Edwards is now a walking time bomb, as is anyone who makes sustained contact with him. As the cops desperately try to find him without turning L.A. into a panic zone, director Irving Lerner ratchets up the tension with some evocative location work and brief 1¼-hour running time. There’s also a good unheralded performance by Patricia Blair as Edwards’ girlfriend — so hot and so aware of it that she’s all too pleased with herself being belligerently uncooperative with the police. She gets away with it until the final scene, when we can see that she has probably hugged Edwards once too often. All but setting off Geiger Counters, we sense that that she stands a good chance to look (before too long) like something out of 28 Days Later.
Nightfall (1957): Released to very little fanfare early in its year, Jacques Tourneur’s innocents-attacked quickie has picked up a small cult over the years — though nothing to rival the one for the director’s Robert Mitchum-Kirk Douglas-Jane Greer Out of the Past (which has a plot even more convoluted).

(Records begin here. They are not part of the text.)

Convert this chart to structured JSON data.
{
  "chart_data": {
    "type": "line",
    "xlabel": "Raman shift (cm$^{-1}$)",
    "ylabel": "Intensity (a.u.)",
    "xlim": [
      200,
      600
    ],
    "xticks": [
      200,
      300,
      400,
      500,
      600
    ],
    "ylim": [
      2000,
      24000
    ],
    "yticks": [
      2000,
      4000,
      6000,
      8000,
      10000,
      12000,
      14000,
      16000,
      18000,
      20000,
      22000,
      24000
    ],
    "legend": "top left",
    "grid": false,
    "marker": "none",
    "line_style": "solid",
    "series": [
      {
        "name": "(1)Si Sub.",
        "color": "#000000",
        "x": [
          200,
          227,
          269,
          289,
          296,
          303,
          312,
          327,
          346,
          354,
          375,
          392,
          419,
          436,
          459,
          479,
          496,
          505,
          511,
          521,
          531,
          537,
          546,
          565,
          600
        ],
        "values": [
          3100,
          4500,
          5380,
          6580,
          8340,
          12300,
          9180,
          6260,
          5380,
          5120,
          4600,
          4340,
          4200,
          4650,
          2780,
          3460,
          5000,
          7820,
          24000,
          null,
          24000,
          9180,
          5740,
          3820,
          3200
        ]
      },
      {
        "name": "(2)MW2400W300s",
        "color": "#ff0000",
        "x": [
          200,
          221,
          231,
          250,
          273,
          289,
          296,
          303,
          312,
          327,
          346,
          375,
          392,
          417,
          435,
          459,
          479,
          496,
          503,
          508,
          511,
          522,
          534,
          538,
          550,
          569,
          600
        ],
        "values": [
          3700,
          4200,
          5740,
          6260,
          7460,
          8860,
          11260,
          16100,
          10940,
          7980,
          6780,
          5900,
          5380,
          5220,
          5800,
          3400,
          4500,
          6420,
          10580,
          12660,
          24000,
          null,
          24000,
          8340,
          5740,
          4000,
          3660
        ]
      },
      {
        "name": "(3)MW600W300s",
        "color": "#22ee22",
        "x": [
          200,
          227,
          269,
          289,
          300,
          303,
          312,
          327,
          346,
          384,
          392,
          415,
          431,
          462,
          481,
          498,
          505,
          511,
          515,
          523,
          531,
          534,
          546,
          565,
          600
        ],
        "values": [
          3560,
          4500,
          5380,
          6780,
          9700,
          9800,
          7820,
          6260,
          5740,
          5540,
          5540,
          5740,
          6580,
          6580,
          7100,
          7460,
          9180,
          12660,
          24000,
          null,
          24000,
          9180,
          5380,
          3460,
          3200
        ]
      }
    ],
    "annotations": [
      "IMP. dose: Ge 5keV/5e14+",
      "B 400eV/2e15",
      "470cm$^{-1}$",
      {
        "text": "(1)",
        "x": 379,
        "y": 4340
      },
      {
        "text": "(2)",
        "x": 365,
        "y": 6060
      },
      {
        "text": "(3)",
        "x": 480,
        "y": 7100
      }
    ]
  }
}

Nonetheless, I would not enjoy being charged with writing a linear plot synopsis, thanks to a whiplashing back-and-forth flashback structure that’s employed once a freelance artist (Aldo Ray) chance-meets a model (Anne Bancroft, back before Broadway super-charged her career). Both are endangered, thanks to Ray’s previous involvement on a camping trip with a couple of creeps he’s saved from car trouble, only to find out they’ve just robbed a bank. If you’re a mental collector of novel ways in which baddies meet their maker in climactic payoff scenes, this has one of the best.
The Brothers Rico (1957): Richard Conte is a former mob accountant nicely set up in an honest Florida dry-cleaning concern. But his brothers (Paul Picerni, James Darren) are implicated in a too-noisy “hit,” and the mob is fretting that one or both may squawk. Hoping with his wife (Dianne Foster) to adopt a child, Conte isn’t wild about being leaned on by the big boys to intercede, but brothers are brothers.

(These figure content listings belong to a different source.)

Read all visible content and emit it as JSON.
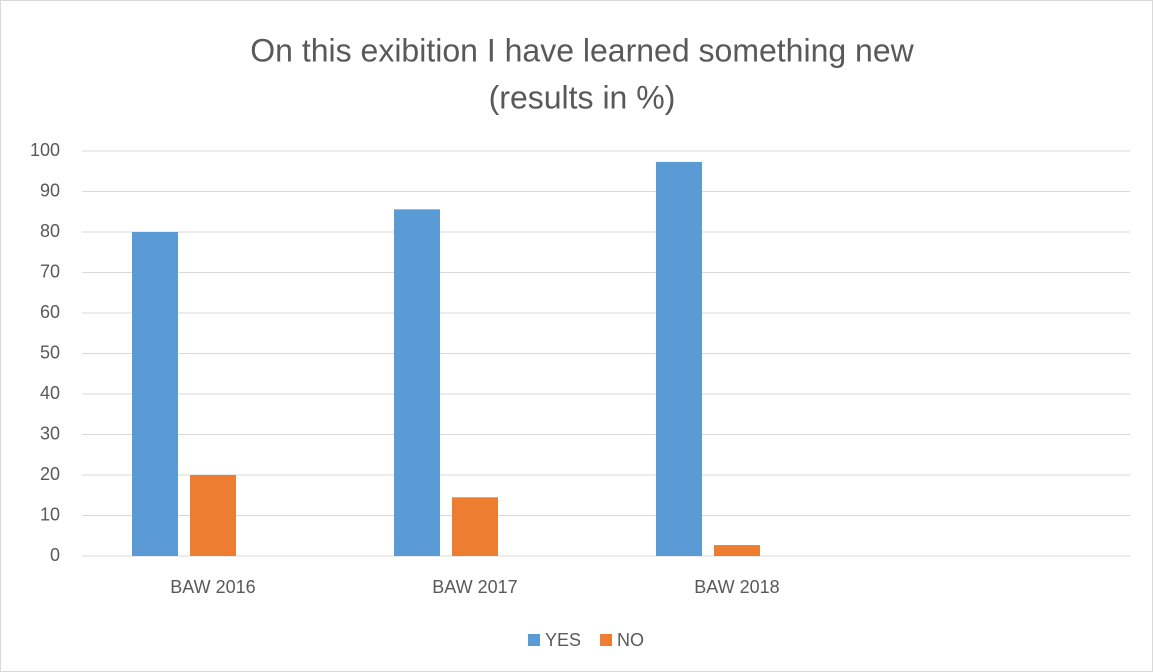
{
  "chart_data": {
    "type": "bar",
    "title": "On this exibition I have learned something new",
    "subtitle": "(results in %)",
    "categories": [
      "BAW 2016",
      "BAW 2017",
      "BAW 2018",
      null
    ],
    "series": [
      {
        "name": "YES",
        "color": "#5b9bd5",
        "values": [
          80,
          85.6,
          97.3,
          null
        ]
      },
      {
        "name": "NO",
        "color": "#ed7d31",
        "values": [
          20,
          14.5,
          2.7,
          null
        ]
      }
    ],
    "ylim": [
      0,
      100
    ],
    "yticks": [
      0,
      10,
      20,
      30,
      40,
      50,
      60,
      70,
      80,
      90,
      100
    ],
    "grid": true,
    "legend": "bottom"
  }
}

Martin Scorsese so appreciates the familial subtext in this adaptation of a Georges Simenon novel that he introduces what critic Andrew Sarris said, in his landmark book The American Cinema, was probably the best movie directed by noir-royalty Phil Karlson’s. (Of the many alternatives I myself prefer, first and foremost is 1955’s memorably brutal The Phenix City Story, which will be out next week in another noir box from Warner Home Video).

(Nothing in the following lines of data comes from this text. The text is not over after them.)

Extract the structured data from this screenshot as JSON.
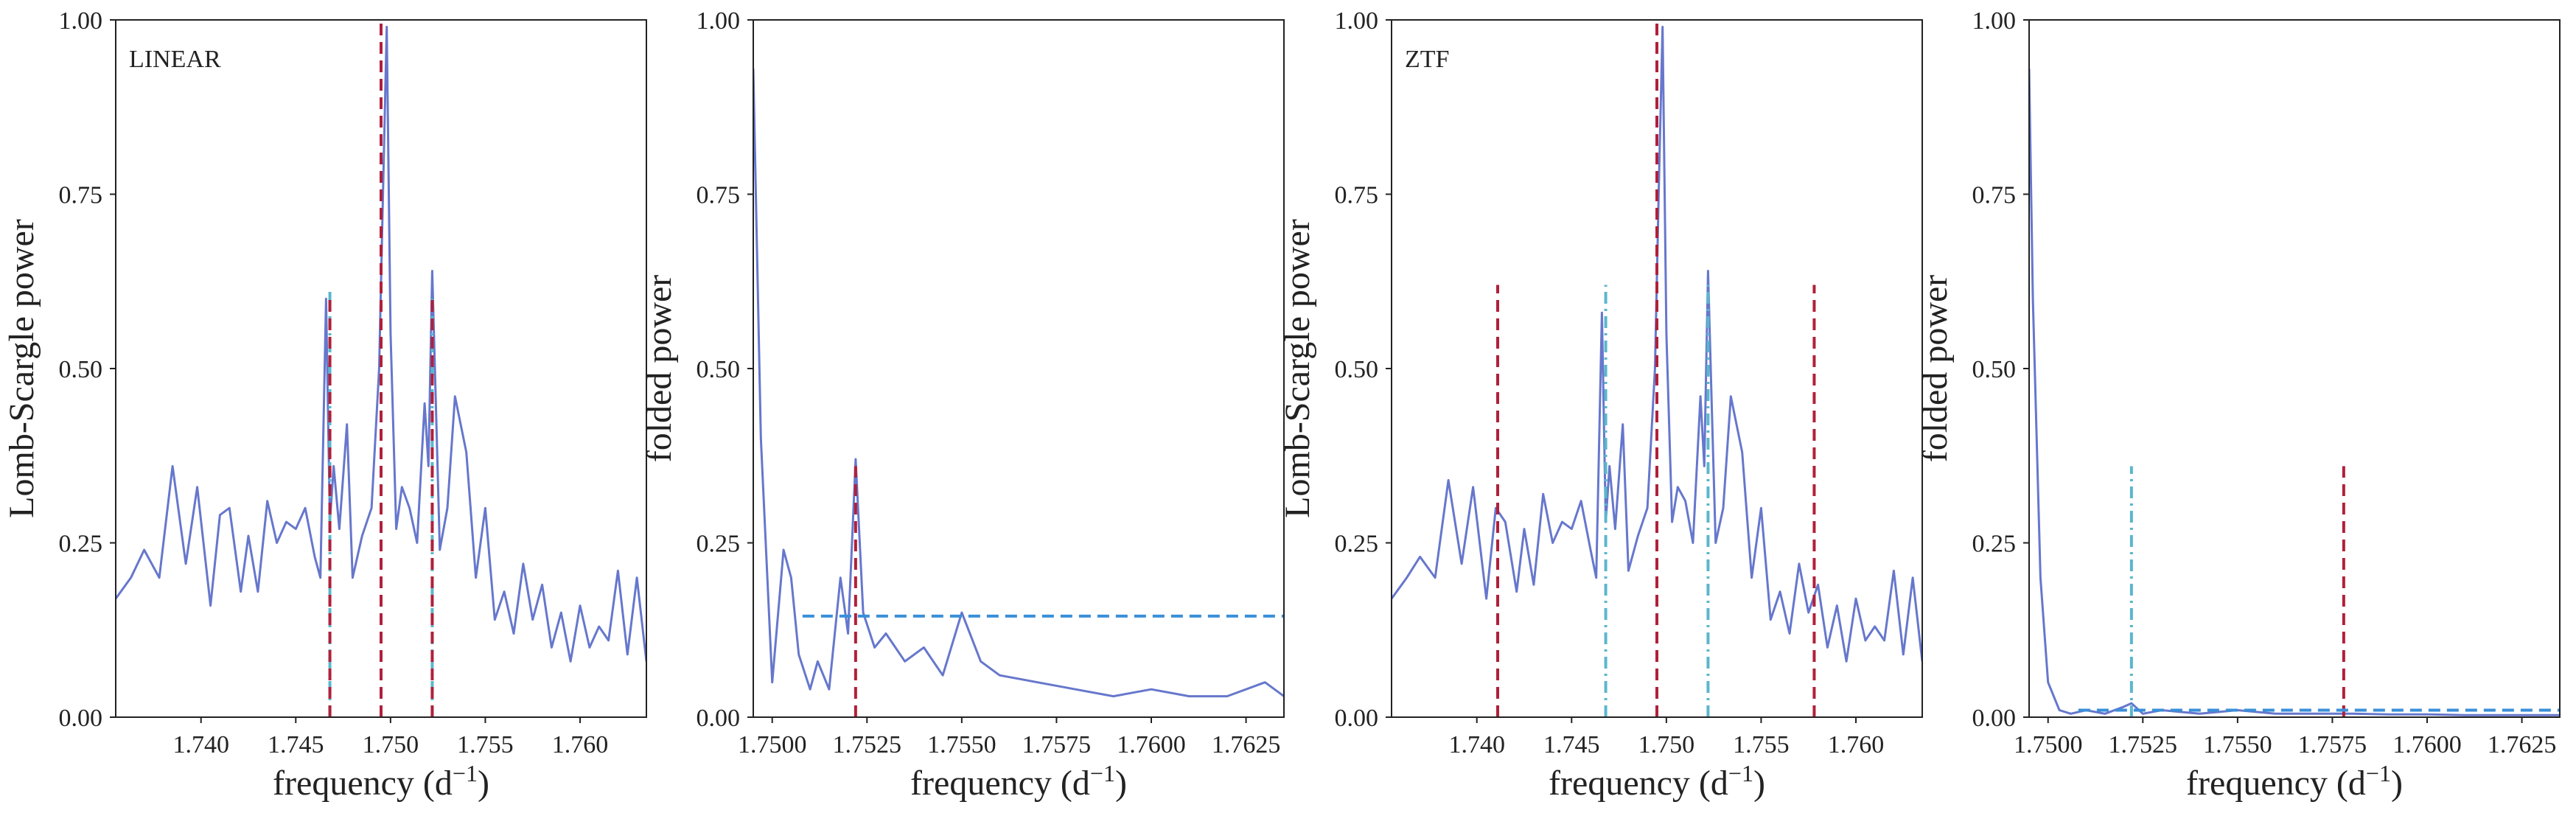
{
  "figure": {
    "colors": {
      "power_curve": "#6677cc",
      "red_marker": "#b0203a",
      "cyan_marker": "#5bb6cc",
      "threshold": "#3a8fd8",
      "axis": "#222222"
    }
  },
  "chart_data": [
    {
      "type": "line",
      "panel_label": "LINEAR",
      "xlabel_main": "frequency (d",
      "xlabel_sup": "−1",
      "xlabel_end": ")",
      "ylabel": "Lomb-Scargle power",
      "xlim": [
        1.7355,
        1.7635
      ],
      "ylim": [
        0,
        1
      ],
      "xticks": [
        1.74,
        1.745,
        1.75,
        1.755,
        1.76
      ],
      "xtick_labels": [
        "1.740",
        "1.745",
        "1.750",
        "1.755",
        "1.760"
      ],
      "yticks": [
        0,
        0.25,
        0.5,
        0.75,
        1.0
      ],
      "ytick_labels": [
        "0.00",
        "0.25",
        "0.50",
        "0.75",
        "1.00"
      ],
      "grid": false,
      "series": [
        {
          "style": "solid",
          "color_key": "power_curve",
          "x": [
            1.7355,
            1.7363,
            1.737,
            1.7378,
            1.7385,
            1.7392,
            1.7398,
            1.7405,
            1.741,
            1.7415,
            1.7421,
            1.7425,
            1.743,
            1.7435,
            1.744,
            1.7445,
            1.745,
            1.7455,
            1.746,
            1.7463,
            1.7466,
            1.7468,
            1.747,
            1.7473,
            1.7477,
            1.748,
            1.7485,
            1.749,
            1.7494,
            1.7496,
            1.7498,
            1.75,
            1.7503,
            1.7506,
            1.751,
            1.7514,
            1.7518,
            1.752,
            1.7522,
            1.7524,
            1.7526,
            1.753,
            1.7534,
            1.754,
            1.7545,
            1.755,
            1.7555,
            1.756,
            1.7565,
            1.757,
            1.7575,
            1.758,
            1.7585,
            1.759,
            1.7595,
            1.76,
            1.7605,
            1.761,
            1.7615,
            1.762,
            1.7625,
            1.763,
            1.7635
          ],
          "y": [
            0.17,
            0.2,
            0.24,
            0.2,
            0.36,
            0.22,
            0.33,
            0.16,
            0.29,
            0.3,
            0.18,
            0.26,
            0.18,
            0.31,
            0.25,
            0.28,
            0.27,
            0.3,
            0.23,
            0.2,
            0.6,
            0.28,
            0.36,
            0.27,
            0.42,
            0.2,
            0.26,
            0.3,
            0.5,
            0.75,
            0.99,
            0.55,
            0.27,
            0.33,
            0.3,
            0.25,
            0.45,
            0.36,
            0.64,
            0.44,
            0.24,
            0.3,
            0.46,
            0.38,
            0.2,
            0.3,
            0.14,
            0.18,
            0.12,
            0.22,
            0.14,
            0.19,
            0.1,
            0.15,
            0.08,
            0.16,
            0.1,
            0.13,
            0.11,
            0.21,
            0.09,
            0.2,
            0.08
          ]
        }
      ],
      "vlines": [
        {
          "x": 1.7495,
          "top": 1.0,
          "style": "dashed",
          "color_key": "red_marker"
        },
        {
          "x": 1.7468,
          "top": 0.61,
          "style": "dashdot",
          "color_key": "cyan_marker"
        },
        {
          "x": 1.7468,
          "top": 0.6,
          "style": "dashed",
          "color_key": "red_marker"
        },
        {
          "x": 1.7522,
          "top": 0.6,
          "style": "dashdot",
          "color_key": "cyan_marker"
        },
        {
          "x": 1.7522,
          "top": 0.6,
          "style": "dashed",
          "color_key": "red_marker"
        }
      ],
      "hlines": []
    },
    {
      "type": "line",
      "panel_label": "",
      "xlabel_main": "frequency (d",
      "xlabel_sup": "−1",
      "xlabel_end": ")",
      "ylabel": "folded power",
      "xlim": [
        1.7495,
        1.7635
      ],
      "ylim": [
        0,
        1
      ],
      "xticks": [
        1.75,
        1.7525,
        1.755,
        1.7575,
        1.76,
        1.7625
      ],
      "xtick_labels": [
        "1.7500",
        "1.7525",
        "1.7550",
        "1.7575",
        "1.7600",
        "1.7625"
      ],
      "yticks": [
        0,
        0.25,
        0.5,
        0.75,
        1.0
      ],
      "ytick_labels": [
        "0.00",
        "0.25",
        "0.50",
        "0.75",
        "1.00"
      ],
      "grid": false,
      "series": [
        {
          "style": "solid",
          "color_key": "power_curve",
          "x": [
            1.7495,
            1.7497,
            1.75,
            1.7503,
            1.7505,
            1.7507,
            1.751,
            1.7512,
            1.7515,
            1.7518,
            1.752,
            1.7522,
            1.7524,
            1.7527,
            1.753,
            1.7535,
            1.754,
            1.7545,
            1.755,
            1.7555,
            1.756,
            1.757,
            1.758,
            1.759,
            1.76,
            1.761,
            1.762,
            1.763,
            1.7635
          ],
          "y": [
            0.93,
            0.4,
            0.05,
            0.24,
            0.2,
            0.09,
            0.04,
            0.08,
            0.04,
            0.2,
            0.12,
            0.37,
            0.15,
            0.1,
            0.12,
            0.08,
            0.1,
            0.06,
            0.15,
            0.08,
            0.06,
            0.05,
            0.04,
            0.03,
            0.04,
            0.03,
            0.03,
            0.05,
            0.03
          ]
        }
      ],
      "vlines": [
        {
          "x": 1.7522,
          "top": 0.36,
          "style": "dashed",
          "color_key": "red_marker"
        }
      ],
      "hlines": [
        {
          "y": 0.145,
          "x0": 1.7508,
          "x1": 1.7635,
          "style": "dashed",
          "color_key": "threshold"
        }
      ]
    },
    {
      "type": "line",
      "panel_label": "ZTF",
      "xlabel_main": "frequency (d",
      "xlabel_sup": "−1",
      "xlabel_end": ")",
      "ylabel": "Lomb-Scargle power",
      "xlim": [
        1.7355,
        1.7635
      ],
      "ylim": [
        0,
        1
      ],
      "xticks": [
        1.74,
        1.745,
        1.75,
        1.755,
        1.76
      ],
      "xtick_labels": [
        "1.740",
        "1.745",
        "1.750",
        "1.755",
        "1.760"
      ],
      "yticks": [
        0,
        0.25,
        0.5,
        0.75,
        1.0
      ],
      "ytick_labels": [
        "0.00",
        "0.25",
        "0.50",
        "0.75",
        "1.00"
      ],
      "grid": false,
      "series": [
        {
          "style": "solid",
          "color_key": "power_curve",
          "x": [
            1.7355,
            1.7363,
            1.737,
            1.7378,
            1.7385,
            1.7392,
            1.7398,
            1.7405,
            1.741,
            1.7415,
            1.7421,
            1.7425,
            1.743,
            1.7435,
            1.744,
            1.7445,
            1.745,
            1.7455,
            1.746,
            1.7463,
            1.7466,
            1.7468,
            1.747,
            1.7473,
            1.7477,
            1.748,
            1.7485,
            1.749,
            1.7494,
            1.7496,
            1.7498,
            1.75,
            1.7503,
            1.7506,
            1.751,
            1.7514,
            1.7518,
            1.752,
            1.7522,
            1.7524,
            1.7526,
            1.753,
            1.7534,
            1.754,
            1.7545,
            1.755,
            1.7555,
            1.756,
            1.7565,
            1.757,
            1.7575,
            1.758,
            1.7585,
            1.759,
            1.7595,
            1.76,
            1.7605,
            1.761,
            1.7615,
            1.762,
            1.7625,
            1.763,
            1.7635
          ],
          "y": [
            0.17,
            0.2,
            0.23,
            0.2,
            0.34,
            0.22,
            0.33,
            0.17,
            0.3,
            0.28,
            0.18,
            0.27,
            0.19,
            0.32,
            0.25,
            0.28,
            0.27,
            0.31,
            0.24,
            0.2,
            0.58,
            0.28,
            0.36,
            0.27,
            0.42,
            0.21,
            0.26,
            0.3,
            0.5,
            0.76,
            0.99,
            0.55,
            0.28,
            0.33,
            0.31,
            0.25,
            0.46,
            0.36,
            0.64,
            0.44,
            0.25,
            0.3,
            0.46,
            0.38,
            0.2,
            0.3,
            0.14,
            0.18,
            0.12,
            0.22,
            0.15,
            0.19,
            0.1,
            0.16,
            0.08,
            0.17,
            0.11,
            0.13,
            0.11,
            0.21,
            0.09,
            0.2,
            0.08
          ]
        }
      ],
      "vlines": [
        {
          "x": 1.7495,
          "top": 1.0,
          "style": "dashed",
          "color_key": "red_marker"
        },
        {
          "x": 1.7411,
          "top": 0.62,
          "style": "dashed",
          "color_key": "red_marker"
        },
        {
          "x": 1.7578,
          "top": 0.62,
          "style": "dashed",
          "color_key": "red_marker"
        },
        {
          "x": 1.7468,
          "top": 0.62,
          "style": "dashdot",
          "color_key": "cyan_marker"
        },
        {
          "x": 1.7522,
          "top": 0.62,
          "style": "dashdot",
          "color_key": "cyan_marker"
        }
      ],
      "hlines": []
    },
    {
      "type": "line",
      "panel_label": "",
      "xlabel_main": "frequency (d",
      "xlabel_sup": "−1",
      "xlabel_end": ")",
      "ylabel": "folded power",
      "xlim": [
        1.7495,
        1.7635
      ],
      "ylim": [
        0,
        1
      ],
      "xticks": [
        1.75,
        1.7525,
        1.755,
        1.7575,
        1.76,
        1.7625
      ],
      "xtick_labels": [
        "1.7500",
        "1.7525",
        "1.7550",
        "1.7575",
        "1.7600",
        "1.7625"
      ],
      "yticks": [
        0,
        0.25,
        0.5,
        0.75,
        1.0
      ],
      "ytick_labels": [
        "0.00",
        "0.25",
        "0.50",
        "0.75",
        "1.00"
      ],
      "grid": false,
      "series": [
        {
          "style": "solid",
          "color_key": "power_curve",
          "x": [
            1.7495,
            1.7496,
            1.7498,
            1.75,
            1.7503,
            1.7506,
            1.751,
            1.7515,
            1.752,
            1.7522,
            1.7525,
            1.753,
            1.754,
            1.755,
            1.756,
            1.757,
            1.758,
            1.759,
            1.76,
            1.761,
            1.762,
            1.763,
            1.7635
          ],
          "y": [
            0.93,
            0.6,
            0.2,
            0.05,
            0.01,
            0.005,
            0.01,
            0.005,
            0.015,
            0.02,
            0.005,
            0.01,
            0.005,
            0.01,
            0.005,
            0.005,
            0.005,
            0.004,
            0.004,
            0.003,
            0.003,
            0.003,
            0.003
          ]
        }
      ],
      "vlines": [
        {
          "x": 1.7522,
          "top": 0.36,
          "style": "dashdot",
          "color_key": "cyan_marker"
        },
        {
          "x": 1.7578,
          "top": 0.36,
          "style": "dashed",
          "color_key": "red_marker"
        }
      ],
      "hlines": [
        {
          "y": 0.01,
          "x0": 1.7508,
          "x1": 1.7635,
          "style": "dashed",
          "color_key": "threshold"
        }
      ]
    }
  ]
}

Speaking of which: Don’t run to the refrigerator in the final five minutes because Rico has one of the most jarringly fast wrap-ups since they heyday of Warner Bros. in the early ’30s. But I do like the at-home interplay here between the principals, who demonstrate that this is one ’50s movie where a married couple likes to get it on. In one early scene Conte spends what must be half-a-minute trying to get Foster to join him in the shower. We never saw anything like this on “The Donna Reed Show.”